Celebrating the 100th anniversary of the Groningen Institute of Archaeology, the University Museum in Groningen not only opened the interactive exhibition DIG-IT-ALL: Archaeology of the future, but also organised the weekly ArcheoHotspot, where visitors of all ages can test their skills as archaeologists.
By Yelena Kilina
All archeologists for one day can piece together excavation findings and classify the materials free of charge every Friday in August, from 12 noon until 5 pm. After getting the hands-on experience, museum guests can explore the digital technologies that archeologists use today: from virtual reality to 3D reconstructions.
3D model from the Ancient Greece
For example, RUG student Yannick de Raaff created a 3D model of loose stones found near the area where Helen of Troy lived (at least, according to the Greek poet Homer). Those stones are known to be roofs of ancient tombs, but it is unclear how those stones were layered on the top. The 3D model has helped archeologists to make reconstructions to show how the tomb may have been built.

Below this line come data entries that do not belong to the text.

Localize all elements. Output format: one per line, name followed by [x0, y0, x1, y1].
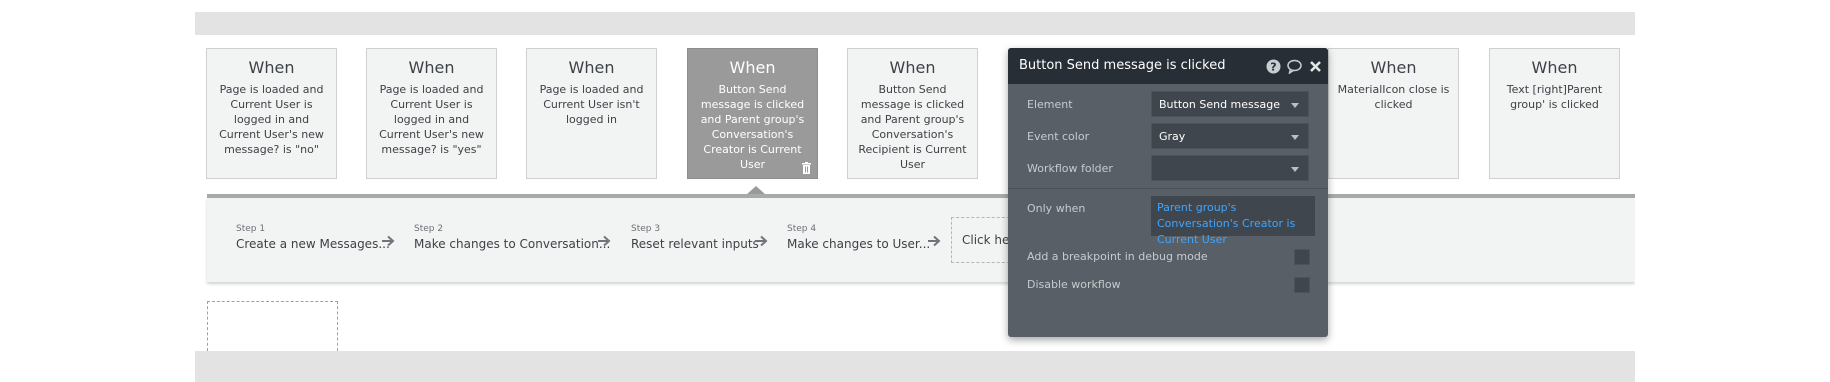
breakpoint-row: Add a breakpoint in debug mode: [1008, 242, 1328, 272]
event-description: Button Send message is clicked and Paren…: [858, 83, 967, 171]
comment-icon[interactable]: [1287, 59, 1302, 74]
event-description: Page is loaded and Current User is logge…: [219, 83, 324, 156]
event-when-label: When: [1531, 58, 1578, 77]
only-when-condition[interactable]: Parent group's Conversation's Creator is…: [1151, 196, 1315, 246]
bottom-toolbar-strip: [195, 351, 1635, 382]
step-label: Make changes to Conversation...: [414, 237, 611, 251]
event-color-value: Gray: [1159, 130, 1186, 143]
top-toolbar-strip: [195, 12, 1635, 35]
chevron-down-icon: [1291, 103, 1299, 108]
event-when-label: When: [408, 58, 455, 77]
event-when-label: When: [729, 58, 776, 77]
arrow-right-icon: [382, 235, 395, 247]
event-card-materialicon-close[interactable]: When MaterialIcon close is clicked: [1328, 48, 1459, 179]
disable-workflow-checkbox[interactable]: [1294, 277, 1310, 293]
event-property-editor: Button Send message is clicked ? Element…: [1008, 48, 1328, 337]
breakpoint-label: Add a breakpoint in debug mode: [1027, 250, 1208, 263]
arrow-right-icon: [598, 235, 611, 247]
element-dropdown[interactable]: Button Send message: [1151, 91, 1309, 117]
event-description: MaterialIcon close is clicked: [1337, 83, 1450, 111]
step-2[interactable]: Step 2 Make changes to Conversation...: [414, 224, 610, 252]
step-number: Step 3: [631, 224, 661, 234]
event-card-page-loaded-logged-out[interactable]: When Page is loaded and Current User isn…: [526, 48, 657, 179]
element-row: Element Button Send message: [1008, 90, 1328, 120]
event-when-label: When: [889, 58, 936, 77]
event-color-row: Event color Gray: [1008, 122, 1328, 152]
svg-text:?: ?: [1270, 61, 1276, 74]
help-icon[interactable]: ?: [1266, 59, 1281, 74]
event-card-send-message-creator[interactable]: When Button Send message is clicked and …: [687, 48, 818, 179]
arrow-right-icon: [755, 235, 768, 247]
event-card-text-parent-group[interactable]: When Text [right]Parent group' is clicke…: [1489, 48, 1620, 179]
event-when-label: When: [1370, 58, 1417, 77]
property-editor-header: Button Send message is clicked ?: [1008, 48, 1328, 84]
element-dropdown-value: Button Send message: [1159, 98, 1280, 111]
step-number: Step 1: [236, 224, 266, 234]
chevron-down-icon: [1291, 167, 1299, 172]
event-card-send-message-recipient[interactable]: When Button Send message is clicked and …: [847, 48, 978, 179]
element-label: Element: [1027, 98, 1073, 111]
step-label: Reset relevant inputs: [631, 237, 759, 251]
workflow-folder-label: Workflow folder: [1027, 162, 1113, 175]
only-when-label: Only when: [1027, 202, 1086, 215]
workflow-folder-row: Workflow folder: [1008, 154, 1328, 184]
step-number: Step 4: [787, 224, 817, 234]
step-label: Create a new Messages...: [236, 237, 390, 251]
event-card-page-loaded-no-message[interactable]: When Page is loaded and Current User is …: [206, 48, 337, 179]
event-description: Page is loaded and Current User is logge…: [379, 83, 484, 156]
step-label: Make changes to User...: [787, 237, 931, 251]
arrow-right-icon: [928, 235, 941, 247]
chevron-down-icon: [1291, 135, 1299, 140]
event-description: Text [right]Parent group' is clicked: [1506, 83, 1603, 111]
event-card-page-loaded-new-message[interactable]: When Page is loaded and Current User is …: [366, 48, 497, 179]
panel-divider: [1008, 188, 1328, 189]
step-3[interactable]: Step 3 Reset relevant inputs: [631, 224, 759, 252]
step-1[interactable]: Step 1 Create a new Messages...: [236, 224, 390, 252]
workflow-steps-panel: Step 1 Create a new Messages... Step 2 M…: [207, 198, 1635, 282]
breakpoint-checkbox[interactable]: [1294, 249, 1310, 265]
workflow-canvas: When Page is loaded and Current User is …: [195, 12, 1635, 382]
property-editor-title: Button Send message is clicked: [1019, 58, 1226, 73]
event-when-label: When: [248, 58, 295, 77]
event-when-label: When: [568, 58, 615, 77]
disable-workflow-row: Disable workflow: [1008, 270, 1328, 300]
step-4[interactable]: Step 4 Make changes to User...: [787, 224, 930, 252]
close-icon[interactable]: [1308, 59, 1323, 74]
disable-workflow-label: Disable workflow: [1027, 278, 1121, 291]
trash-icon[interactable]: [801, 162, 812, 174]
event-description: Button Send message is clicked and Paren…: [700, 83, 805, 171]
new-event-placeholder[interactable]: [207, 301, 338, 351]
event-description: Page is loaded and Current User isn't lo…: [539, 83, 644, 126]
workflow-folder-dropdown[interactable]: [1151, 155, 1309, 181]
event-color-dropdown[interactable]: Gray: [1151, 123, 1309, 149]
event-color-label: Event color: [1027, 130, 1090, 143]
step-number: Step 2: [414, 224, 444, 234]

Yannick de Raaff is one of 10 Master students who created the digital draft for the DIG-IT-ALL exhibition. The exhibition is the result of a collaboration between the Groningen Institute of Archaeology, the CIT department, the University Museum and the Groningen municipality. ‘We wanted to make an exhibition to focus on the relevance of archeology now and in the future and to showcase current research in combination with high-tech techniques’, says Daan Raemaekers, director of the Institute.

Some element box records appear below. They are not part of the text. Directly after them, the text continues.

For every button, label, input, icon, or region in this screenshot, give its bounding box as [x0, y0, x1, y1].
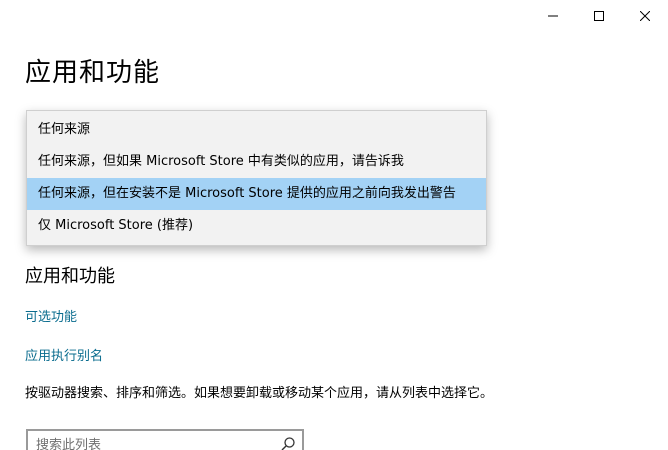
page-title: 应用和功能	[25, 58, 161, 88]
section-description: 按驱动器搜索、排序和筛选。如果想要卸载或移动某个应用，请从列表中选择它。	[25, 386, 494, 401]
maximize-button[interactable]	[576, 0, 622, 32]
dropdown-option-any-source-warn[interactable]: 任何来源，但在安装不是 Microsoft Store 提供的应用之前向我发出警…	[27, 178, 486, 210]
app-source-dropdown-list[interactable]: 任何来源 任何来源，但如果 Microsoft Store 中有类似的应用，请告…	[26, 110, 487, 246]
minimize-icon	[548, 15, 558, 17]
dropdown-option-any-source[interactable]: 任何来源	[27, 114, 486, 146]
search-icon[interactable]	[280, 436, 296, 450]
window-controls	[530, 0, 668, 32]
search-box[interactable]	[26, 429, 304, 450]
dropdown-option-any-source-notify[interactable]: 任何来源，但如果 Microsoft Store 中有类似的应用，请告诉我	[27, 146, 486, 178]
dropdown-option-store-only[interactable]: 仅 Microsoft Store (推荐)	[27, 210, 486, 242]
optional-features-link[interactable]: 可选功能	[25, 306, 77, 325]
search-input[interactable]	[36, 435, 266, 450]
maximize-icon	[594, 11, 604, 21]
settings-window: 应用和功能 任何来源 任何来源，但如果 Microsoft Store 中有类似…	[0, 0, 668, 450]
close-button[interactable]	[622, 0, 668, 32]
section-title: 应用和功能	[25, 266, 115, 287]
app-execution-aliases-link[interactable]: 应用执行别名	[25, 345, 103, 364]
minimize-button[interactable]	[530, 0, 576, 32]
close-icon	[640, 11, 650, 21]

Even though the DIG-IT-ALL exhibition was planned to be the most technologically advanced activity of the University museum ever, the global pandemic almost put the crimp in a scheme. ’It took about half a year only to design the exhibition, but the last preparation works were finished literally two days before the national lockdown in March’, recalls Anne Ponten, who took part in the exhibition as a student. ‘It was quite heartbreaking’, confirms museum director Arjen Dijkstra. ‘But we came up with new ways to make the exhibition corona-proof.’ Since not all interactive tools such as VR-glasses and touch-screens would be safe to use after re-opening of the museum in June, visitors can tap and draw on the large screens with special pens and do research on their own smartphones through a museum application. ‘It is still a great exhibit,’ says Dijkstra.